Mereka mengikat kedua tangan-Nya sekencang mungkin dengan tali-tali kasar yang baru, pergelangan tangan kanan diikatkan ke bawah siku kiri, dan pergelangan tangan kiri diikatkan ke bawah siku kanan. Mereka melingkarkan pada pinggang-Nya semacam ikat pinggang dengan ujung-ujung besi pada permukaannya dan membelenggu kedua tangan-Nya pada ikat pinggang itu dengan setagen osier. Di leher-Nya mereka mengenakan ban leher yang dipasangi ujung-ujung besi. Pada ban leher ini digantungkan dua selempang kulit, yang disilangkan di dada-Nya seperti stola dan diikatkan ke ikat pinggang. Lalu, mereka mengikatkan empat tali tampar ke bagian-bagian ikat pinggang yang berbeda, dengan tali-tali ini mereka menyeret Tuhan kita ke sana kemari dengan cara yang paling keji. Tali-tali tampar itu baru. Aku pikir dibeli ketika kaum Farisi pertama kali memutuskan untuk menangkap Yesus. Orang-orang Farisi itu menyalakan suluh-suluh baru dan arak-arakan pun mulai berjalan.

Sepuluh prajurit berjalan di depan, lalu, dibelakangnya keempat prajurit pembantu yang memegang tali dan menyeret Yesus, orang-orang Farisi dan sepuluh prajurit lagi berjalan di barisan belakang. Para murid berkeliaran agak jauh, mereka menangis dan mengerang seolah hilang akal karena dukacita yang hebat. Hanya Yohanes seorang yang mengikuti dan berjalan tak seberapa jauh dari para prajurit, hingga orang-orang Farisi melihatnya dan memerintahkan para pengawal untuk menangkapnya.
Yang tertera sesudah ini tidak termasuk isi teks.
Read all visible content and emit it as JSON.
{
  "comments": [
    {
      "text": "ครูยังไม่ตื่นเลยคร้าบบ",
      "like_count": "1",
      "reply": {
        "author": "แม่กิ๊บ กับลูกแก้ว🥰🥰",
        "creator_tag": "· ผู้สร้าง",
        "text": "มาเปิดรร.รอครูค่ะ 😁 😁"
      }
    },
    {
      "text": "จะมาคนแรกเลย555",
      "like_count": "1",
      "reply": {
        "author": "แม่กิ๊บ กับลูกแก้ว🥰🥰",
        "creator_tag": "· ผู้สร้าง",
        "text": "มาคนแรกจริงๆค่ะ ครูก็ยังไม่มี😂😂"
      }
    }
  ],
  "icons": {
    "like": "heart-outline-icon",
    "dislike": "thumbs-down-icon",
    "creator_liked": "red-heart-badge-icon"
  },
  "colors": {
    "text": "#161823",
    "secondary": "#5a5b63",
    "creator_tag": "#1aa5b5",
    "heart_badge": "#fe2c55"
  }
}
Para prajurit berusaha keras menangkapnya, tetapi Yohanes melarikan diri, dengan meninggalkan jubah yang dikenakannya dalam cengkeraman para prajurit yang berusaha menangkapnya. Ia melepaskan jubahnya agar dapat lebih mudah meloloskan diri dari tangan para musuh. Yohanes lari tanpa mengenakan apa-apa pada tubuhnya selain pakaian dalam pendek tanpa lengan dan selendang panjang yang biasa dikenakan orang-orang Yahudi, yang dililitkan pada leher, kepala dan lengannya.
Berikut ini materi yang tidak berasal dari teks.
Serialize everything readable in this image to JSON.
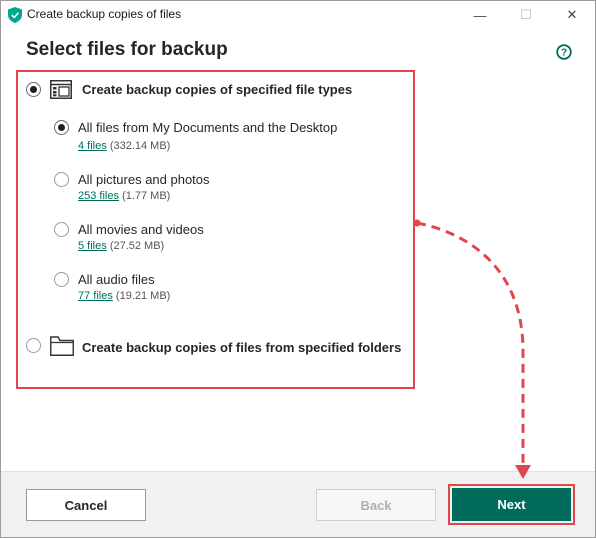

Para prajurit pembantu memperlakukan Yesus dengan cara yang paling keji sementara mereka menggiring-Nya. Hal ini mereka lakukan guna mencari muka pada keenam orang Farisi, yang mereka tahu dengan pasti, benci dan muak terhadap Tuhan kita. Mereka menggiring-Nya sepanjang jalan yang paling kasar dan sulit yang dapat mereka pilih, melalui batu-batu jalanan yang paling tajam, dan melintasi lumpur yang paling dalam. Mereka menarik tali sekuat-kuatnya, mereka memukuli-Nya dengan simpul-simpul tali, bagaikan seorang jagal menghajar binatang yang hendak dibantainya. Mereka melakukan tindakan-tindakan bengis ini sembari melontarkan caci-maki rendahan yang tak pantas, sehingga aku tak dapat menceritakannya. Yesus bertelanjang kaki, disamping jubah biasa, Ia mengenakan jubah wol yang tak berjahit dan mantol panjang. Aku lupa mengatakan bahwa ketika Yesus ditangkap, penangkapan tersebut dilakukan tanpa adanya perintah penangkapan ataupun melalui prosedur resmi. Ia diperlakukan bagaikan seorang yang tanpa hak hukum sama sekali.
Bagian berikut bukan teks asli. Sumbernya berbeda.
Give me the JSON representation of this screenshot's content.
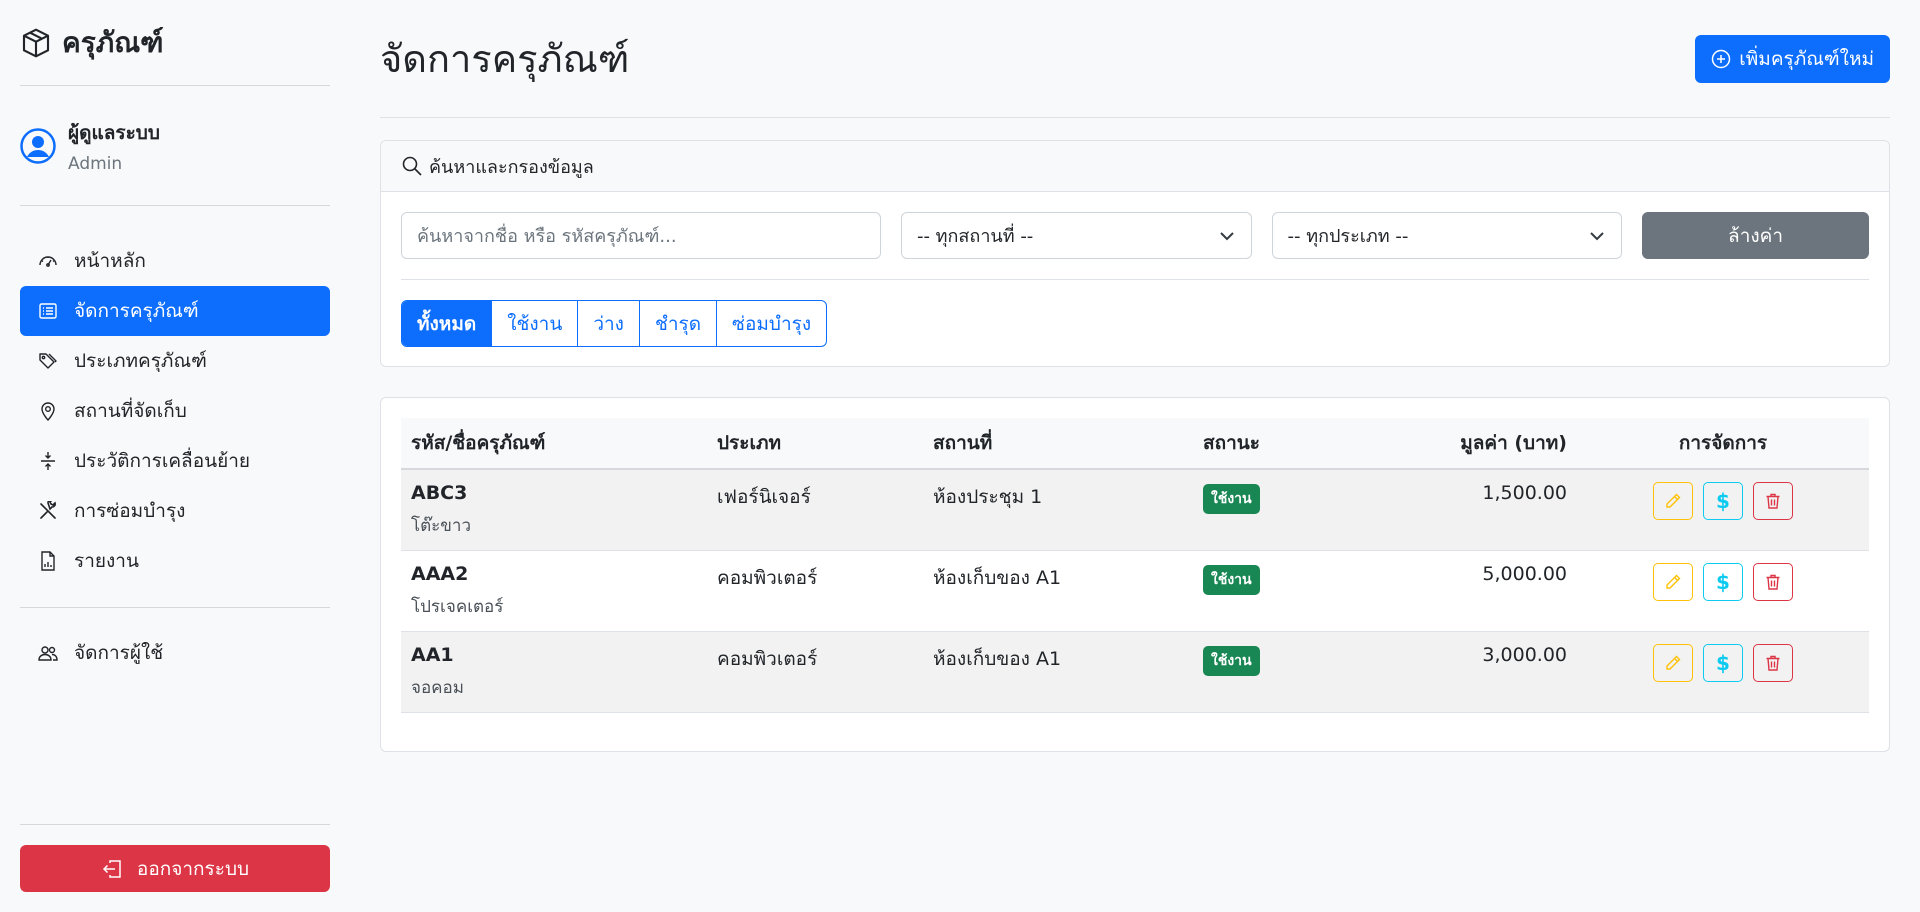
{
  "sidebar": {
    "brand": "ครุภัณฑ์",
    "user": {
      "name": "ผู้ดูแลระบบ",
      "role": "Admin"
    },
    "nav": [
      {
        "label": "หน้าหลัก",
        "icon": "dashboard-icon"
      },
      {
        "label": "จัดการครุภัณฑ์",
        "icon": "list-icon",
        "active": true
      },
      {
        "label": "ประเภทครุภัณฑ์",
        "icon": "tags-icon"
      },
      {
        "label": "สถานที่จัดเก็บ",
        "icon": "location-pin-icon"
      },
      {
        "label": "ประวัติการเคลื่อนย้าย",
        "icon": "move-icon"
      },
      {
        "label": "การซ่อมบำรุง",
        "icon": "tools-icon"
      },
      {
        "label": "รายงาน",
        "icon": "report-icon"
      }
    ],
    "admin_nav": [
      {
        "label": "จัดการผู้ใช้",
        "icon": "users-icon"
      }
    ],
    "logout": "ออกจากระบบ"
  },
  "header": {
    "title": "จัดการครุภัณฑ์",
    "add_button": "เพิ่มครุภัณฑ์ใหม่"
  },
  "filters": {
    "title": "ค้นหาและกรองข้อมูล",
    "search_placeholder": "ค้นหาจากชื่อ หรือ รหัสครุภัณฑ์...",
    "location_select": "-- ทุกสถานที่ --",
    "category_select": "-- ทุกประเภท --",
    "clear_button": "ล้างค่า",
    "tabs": [
      "ทั้งหมด",
      "ใช้งาน",
      "ว่าง",
      "ชำรุด",
      "ซ่อมบำรุง"
    ],
    "active_tab": "ทั้งหมด"
  },
  "table": {
    "columns": [
      "รหัส/ชื่อครุภัณฑ์",
      "ประเภท",
      "สถานที่",
      "สถานะ",
      "มูลค่า (บาท)",
      "การจัดการ"
    ],
    "rows": [
      {
        "code": "ABC3",
        "name": "โต๊ะขาว",
        "category": "เฟอร์นิเจอร์",
        "location": "ห้องประชุม 1",
        "status": "ใช้งาน",
        "value": "1,500.00"
      },
      {
        "code": "AAA2",
        "name": "โปรเจคเตอร์",
        "category": "คอมพิวเตอร์",
        "location": "ห้องเก็บของ A1",
        "status": "ใช้งาน",
        "value": "5,000.00"
      },
      {
        "code": "AA1",
        "name": "จอคอม",
        "category": "คอมพิวเตอร์",
        "location": "ห้องเก็บของ A1",
        "status": "ใช้งาน",
        "value": "3,000.00"
      }
    ]
  },
  "colors": {
    "primary": "#0d6efd",
    "danger": "#dc3545",
    "success": "#198754",
    "warning": "#ffc107",
    "info": "#0dcaf0",
    "secondary": "#6c757d"
  }
}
Arak-arakan bergerak maju dengan langkah-langkah tetap. Ketika mereka meninggalkan jalanan yang memisahkan antara Taman Zaitun dan Getsemani, mereka membelok ke kanan, dan segera tiba di sebuah jembatan yang terbentang di atas Sungai Kidron. Ketika Yesus pergi ke Taman Zaitun bersama para rasul-Nya, Ia tidak melalui jembatan ini, melainkan melalui sebuah jalan setapak yang melintasi Lembah Yosafat, menuju suatu jembatan lain lebih ke arah selatan. Jembatan di mana para prajurit menggiring Yesus merupakan jembatan yang panjang, terbentang tidak hanya di atas sungai, yang sungguh sangat luas di bagian ini, tetapi juga terbentang melintasi lembah, yang terhampar luas di kanan kirinya, dan yang jauh lebih rendah dari dasar sungai. Aku melihat Yesus terjatuh dua kali sebelum Ia mencapai jembatan akibat perlakuan biadab para prajurit yang menyeret-Nya. Ketika tiba di tengah jembatan, mereka melampiaskan kebrutalan mereka sehabis-habisnya. Mereka menghantam Yesus dengan kedahsyatan begitu rupa hingga Ia terlempar dari jembatan dan tercebur ke dalam air. Dengan mengejek mereka menasehati-Nya untuk melegakan dahaga-Nya di sana. Jika Tuhan Allah tidak melindungi-Nya, pastilah Ia mati karena jatuh begitu rupa. Ia jatuh pertama-tama pada lutut-Nya, dan kemudian wajah-Nya, namun Ia berhasil sedikit menyelamatkan diri dengan meregangkan kedua tangan-Nya, yang meskipun terikat erat sebelumnya, sekarang agak mengendor. Aku tidak tahu apakah ini karena mukjizat, atau karena para prajurit telah memotong tali-talinya sebelum mereka menceburkan-Nya ke dalam air. Jejak-jejak kaki, siku, dan jari-jemari-Nya secara ajaib tertera pada batu karang di mana Ia terjatuh. Jejak-jejak ini sesudahnya diperlihatkan untuk dihormati oleh umat Kristiani. Batu-batu ini tidak sekeras hati orang-orang jahat yang tidak percaya, yang mengepung Yesus, dan yang menjadi saksi atas saat-saat mengerikan yang menimpa Kuasa Ilahi, yang telah menyentuh mereka.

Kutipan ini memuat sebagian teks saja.